Bawiłam się wspaniale, od dawna tak się nie uśmiałam! Zaczęliśmy się spotykać regularnie. Po kryjomu. Czułam się jak nastolatka, wykradająca się z domu na potajemne spotkania z ukochanym, którego rodzice nie akceptowali. Dlaczego to mu nie wystarczało? – Ona jest jak jemioła – usłyszałam w słuchawce jego wściekły głos, gdy nie dałam się namówić na kino. – Kiedyś pławiła się w twoim blasku, była jak księżyc odbijający cudze światło. Teraz poszła dalej. Wysysa z ciebie soki. Jesteś jak uschłe drzewo, a ona kwitnie. Nie widzisz tego? Kocham cię i nie mogę patrzeć, jak ten pasożyt cię niszczy! Musisz wybrać, albo ja, albo ona, bo nie pozwolę, by wyssała i mnie. – Z kim rozmawiałaś? – Jadwiga przyłapała mnie, gdy trzęsącą się ręką odkładałam słuchawkę. – Nieważne. – To on, przestań kręcić! Wiem, że spotykasz się z jakimś facetem. Pewnie teraz wyrzucisz mnie z domu, to w końcu twój dom... – To nasz dom, kochana! – Przypadłam do jej kolan. – Żaden facet nie znaczy dla mnie tyle co ty. Jak chciałam w to wierzyć! Patrzyła nieufnie, ale w końcu burknęła: – Chodźmy. Porozmawiamy potem Pojechałyśmy jej samochodem. Ona prowadziła. Ja przysięgłam sobie, że więcej nie siądę za kierownicą. Z trudem pchałam wózek po wyboistej ścieżce. Jadwiga nigdy nie chciała zrzucać marzanny z mostu. – Poręcz jest za wysoko, nie zobaczę, jak płynie. Zrobimy to tak ja zawsze, z brzegu. Nie dyskutowałam. Dotarłyśmy do rzeki, Jadwiga spojrzała na swoje dzieło, a potem teatralnym gestem rzuciła kukłę do wody. Patrzyłam, jak odpływa. Czy i ja się kiedyś uwolnię od królowej zimy w koronie z jemioły? – pomyślałam w nagłym przypływie tęsknoty.
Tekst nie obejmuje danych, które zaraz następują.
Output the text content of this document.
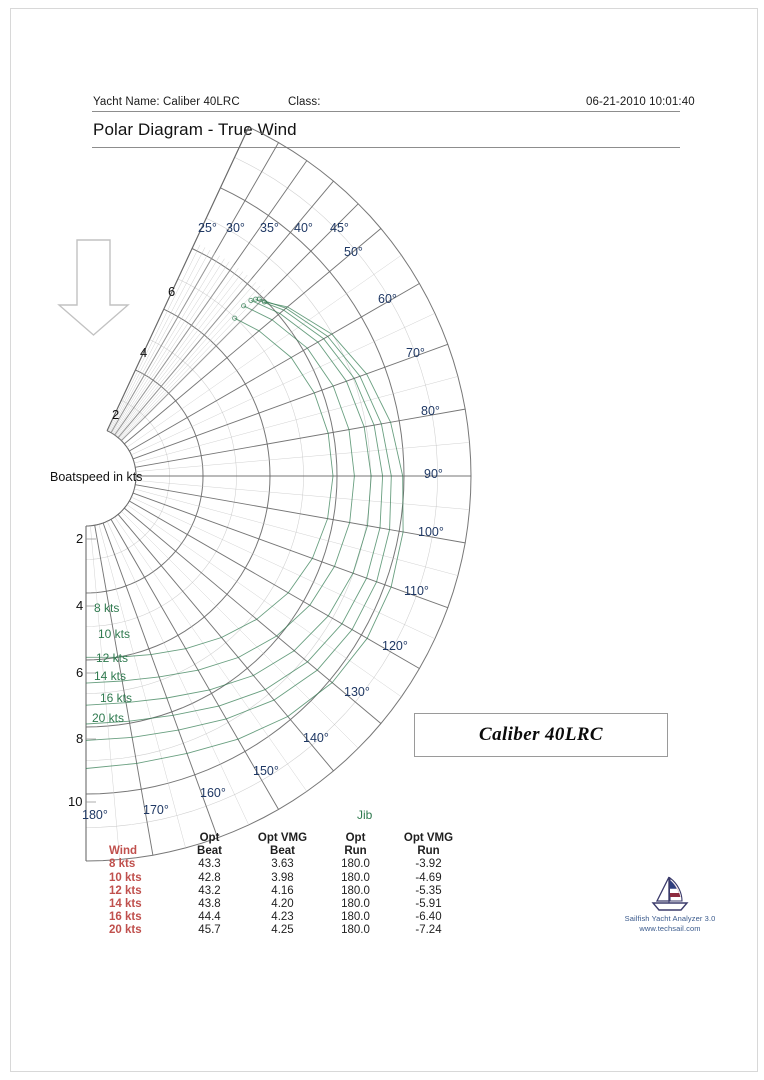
Yacht Name: Caliber 40LRC	Class:	06-21-2010 10:01:40
Polar Diagram - True Wind
25° 30° 35° 40° 45°
50°
60°
70°
80°
90°
100°
110°
120°
130°
140°
150°
160°
170°
180°
2
4
6
2
4
6
8
10
Boatspeed in kts
8 kts
10 kts
12 kts
14 kts
16 kts
20 kts
Jib
Caliber 40LRC
	Opt	Opt VMG	Opt	Opt VMG
Wind	Beat	Beat	Run	Run
8 kts	43.3	3.63	180.0	-3.92
10 kts	42.8	3.98	180.0	-4.69
12 kts	43.2	4.16	180.0	-5.35
14 kts	43.8	4.20	180.0	-5.91
16 kts	44.4	4.23	180.0	-6.40
20 kts	45.7	4.25	180.0	-7.24
Sailfish Yacht Analyzer 3.0
www.techsail.com
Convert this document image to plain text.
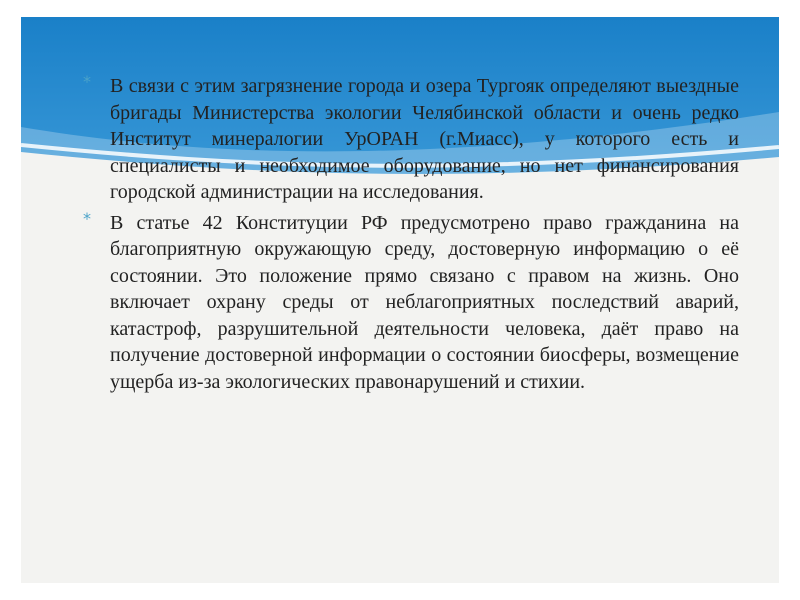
* В связи с этим загрязнение города и озера Тургояк определяют выездные бригады Министерства экологии Челябинской области и очень редко Институт минералогии УрОРАН (г.Миасс), у которого есть и специалисты и необходимое оборудование, но нет финансирования городской администрации на исследования.
* В статье 42 Конституции РФ предусмотрено право гражданина на благоприятную окружающую среду, достоверную информацию о её состоянии. Это положение прямо связано с правом на жизнь. Оно включает охрану среды от неблагоприятных последствий аварий, катастроф, разрушительной деятельности человека, даёт право на получение достоверной информации о состоянии биосферы, возмещение ущерба из-за экологических правонарушений и стихии.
Czy i do mojego życia zawita kiedyś wiosna? Mocniej uchwyciłam rączki wózka. Sebastian kazał mi wybierać. Czy to możliwe, że ma rację? Że Jadwiga niszczy mnie z zawiści i od lat

wykorzystuje? Ale ja już nie umiałam niczego zmienić. Byłam zdesperowana, nieszczęśliwa, ale zbyt słaba. Brakowało mi sił, by choćby popchnąć ten przeklęty wózek i skończyć raz na zawsze z obrzydłą niewolą! W tym momencie nie wiedziałam, czy bardziej nienawidzę siebie, czy Jadwigi. – Odpłynęła, już jej nie widać, wracamy... Jadwiga zerknęła przez ramię i natknęła się na moje spojrzenie. Musiała wyczytać z niego więcej, niż kiedykolwiek odważyłabym się powiedzieć. I ogarnął ją strach. Widząc moje dłonie kurczowo zaciśnięte na uchwytach – zbladła jak płótno. Odruchowo złapała za kółka wózka. Naprawdę pomyślała, że mogłabym ją wepchnąć do wody. – Zabierz mnie stąd! – krzyknęła histerycznie. Wracałyśmy w milczeniu. Po tygodniu Jadwiga wyniosła się z mojego domu i życia.